La quinta columna europea de Putin

BERKELEY – Si algo tendría que haber aprendido el mundo de los últimos meses de tensiones entre Rusia y Occidente es a nunca subestimar la ambición y la habilidad estratégicas del presidente ruso Vladimir Putin. Es desde este punto de vista que Occidente debe ver los recientes acercamientos de Putin hacia algunos grupos en la Unión Europea.

Es posible que Putin crea realmente que los levantamientos antirusos en Ucrania el año pasado hayan sido resultado directo de la interferencia de Estados Unidos y la Unión Europea o no, pero no hay duda de que es consciente del papel que los ideales europeos –y la posibilidad de la membresía en la UE– han desempeñado para motivar la lucha en Ucrania y limitar sus acciones.

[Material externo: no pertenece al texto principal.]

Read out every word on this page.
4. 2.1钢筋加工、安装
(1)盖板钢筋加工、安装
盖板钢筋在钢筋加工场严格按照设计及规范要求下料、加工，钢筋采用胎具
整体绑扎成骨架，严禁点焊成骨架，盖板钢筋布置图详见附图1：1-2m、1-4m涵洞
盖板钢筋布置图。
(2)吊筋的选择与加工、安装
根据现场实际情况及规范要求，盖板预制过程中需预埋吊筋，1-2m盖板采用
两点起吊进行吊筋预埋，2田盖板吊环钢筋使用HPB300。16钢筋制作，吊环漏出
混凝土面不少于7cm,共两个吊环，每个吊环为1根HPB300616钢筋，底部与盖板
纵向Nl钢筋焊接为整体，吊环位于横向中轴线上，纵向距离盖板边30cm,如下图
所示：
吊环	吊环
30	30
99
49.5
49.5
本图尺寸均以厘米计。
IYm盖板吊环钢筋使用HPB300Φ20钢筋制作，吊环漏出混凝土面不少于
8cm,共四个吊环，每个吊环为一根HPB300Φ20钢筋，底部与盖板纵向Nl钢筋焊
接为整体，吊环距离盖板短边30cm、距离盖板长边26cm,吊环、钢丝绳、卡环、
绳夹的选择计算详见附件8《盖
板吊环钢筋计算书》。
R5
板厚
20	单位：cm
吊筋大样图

El popular deseo de unirse a la comunidad de estados democráticos de Europa fue una fuerza clave para el colapso de los dictadores de derecha en Grecia, España y Portugal en la década de 1970. También desempeñó un papel crítico en la caída de los regímenes comunistas de Europa Central y Oriental después de la caída del Muro de Berlín y ciertamente contribuyó a la expulsión del presidente ucraniano Víktor Yanukóvich –un aliado clave de Putin– en 2014. De hecho, la existencia de un modelo europeo continúa guiando y alentando a quienes buscan un gobierno transparente y democrático en muchos países poscomunistas.